Ephraim spent three months at the Netcare Blaauwberg Hospital for treatment which included the ingenious use of amniotic tissue saved at birth.

The baby’s mother, Beneline Maleho, said her son’s condition was picked up by doctors during her 13-week ultrasound.

“We wondered, how can our child live? Ephraim’s father and I knew there was something special about this child, and even though there were major risks, we would stop at nothing to give him the chance to live.

“I thanked God every day when I opened my eyes and I felt the baby kicking. It was like he was saying, ‘Don’t worry, Mommy, I’m fine’,” said Beneline.

“When he got discharged from the hospital he was three months and a few days old. He was on no treatment; he only had a nasogastric tube.
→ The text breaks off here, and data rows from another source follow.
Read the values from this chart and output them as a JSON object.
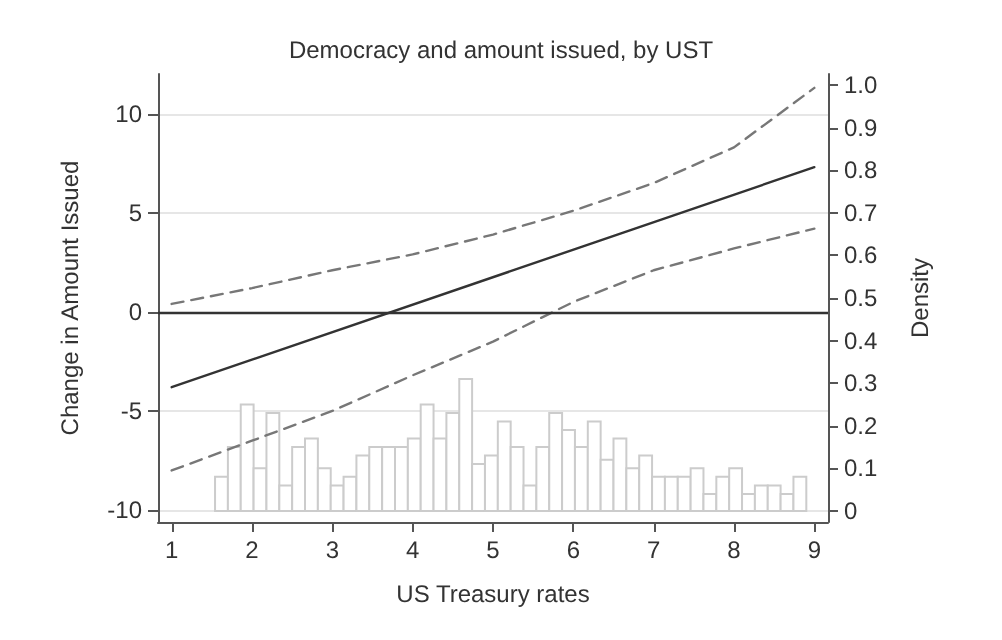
{
  "chart_data": {
    "type": "line",
    "title": "Democracy and amount issued, by UST",
    "xlabel": "US Treasury rates",
    "ylabel": "Change in Amount Issued",
    "y2label": "Density",
    "xlim": [
      0.83,
      9.17
    ],
    "xticks": [
      1,
      2,
      3,
      4,
      5,
      6,
      7,
      8,
      9
    ],
    "ylim": [
      -10.6,
      12
    ],
    "yticks": [
      -10,
      -5,
      0,
      5,
      10
    ],
    "y2lim": [
      -0.026,
      1.026
    ],
    "y2ticks": [
      0,
      0.1,
      0.2,
      0.3,
      0.4,
      0.5,
      0.6,
      0.7,
      0.8,
      0.9,
      {
        "value": 1,
        "label": "1.0"
      }
    ],
    "grid": "y",
    "marker": "none",
    "ref_lines": [
      {
        "axis": "y",
        "value": 0,
        "color": "#333333"
      }
    ],
    "series": [
      {
        "type": "histogram",
        "axis": "y2",
        "color": "#cccccc",
        "bins": [
          1.54,
          1.7,
          1.86,
          2.02,
          2.18,
          2.34,
          2.5,
          2.66,
          2.82,
          2.98,
          3.14,
          3.3,
          3.46,
          3.62,
          3.78,
          3.94,
          4.1,
          4.26,
          4.42,
          4.58,
          4.74,
          4.9,
          5.06,
          5.22,
          5.38,
          5.54,
          5.7,
          5.86,
          6.02,
          6.18,
          6.34,
          6.5,
          6.66,
          6.82,
          6.98,
          7.14,
          7.3,
          7.46,
          7.62,
          7.78,
          7.94,
          8.1,
          8.26,
          8.42,
          8.58,
          8.74,
          8.9
        ],
        "values": [
          0.08,
          0.15,
          0.25,
          0.1,
          0.23,
          0.06,
          0.15,
          0.17,
          0.1,
          0.06,
          0.08,
          0.13,
          0.15,
          0.15,
          0.15,
          0.17,
          0.25,
          0.17,
          0.23,
          0.31,
          0.11,
          0.13,
          0.21,
          0.15,
          0.06,
          0.15,
          0.23,
          0.19,
          0.15,
          0.21,
          0.12,
          0.17,
          0.1,
          0.13,
          0.08,
          0.08,
          0.08,
          0.1,
          0.04,
          0.08,
          0.1,
          0.04,
          0.06,
          0.06,
          0.04,
          0.08
        ]
      },
      {
        "color": "#333333",
        "line_style": "solid",
        "x": [
          1,
          9
        ],
        "values": [
          -3.8,
          7.3
        ]
      },
      {
        "color": "#777777",
        "line_style": "dashed",
        "x": [
          1,
          2,
          3,
          4,
          5,
          6,
          7,
          8,
          9
        ],
        "values": [
          0.4,
          1.2,
          2.1,
          2.9,
          3.9,
          5.1,
          6.5,
          8.3,
          11.3
        ]
      },
      {
        "color": "#777777",
        "line_style": "dashed",
        "x": [
          1,
          2,
          3,
          4,
          5,
          6,
          7,
          8,
          9
        ],
        "values": [
          -8.0,
          -6.5,
          -5.0,
          -3.2,
          -1.5,
          0.5,
          2.1,
          3.2,
          4.2
        ]
      }
    ]
  }
}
His healing is quite good so far.”

Principal neonatologist at Netcare Blaauwberg Hospital, Dr Ricky Dippenaar, said one of the biggest challenges was that Ephraim’s abdominal cavity had not developed and that his intestines and organs could not simply be moved into their correct position.

Dr Dippenaar used the amniotic sac preserved at birth, and used this for a highly specialised treatment, once the membrane started to break down.

The amniotic sac is a clear tough membrane formed inside the mother’s uterus to encapsulate the growing unborn baby and amniotic fluid.

“It just seemed logical to use the very membrane that protected baby Ephraim inside the womb as a natural barrier,” said Dr Dippenaar.

Another surgery was required after two months with plastic and reconstructive surgeons, to close Ephraim’s abdominal wall, with all his organs in their correct place.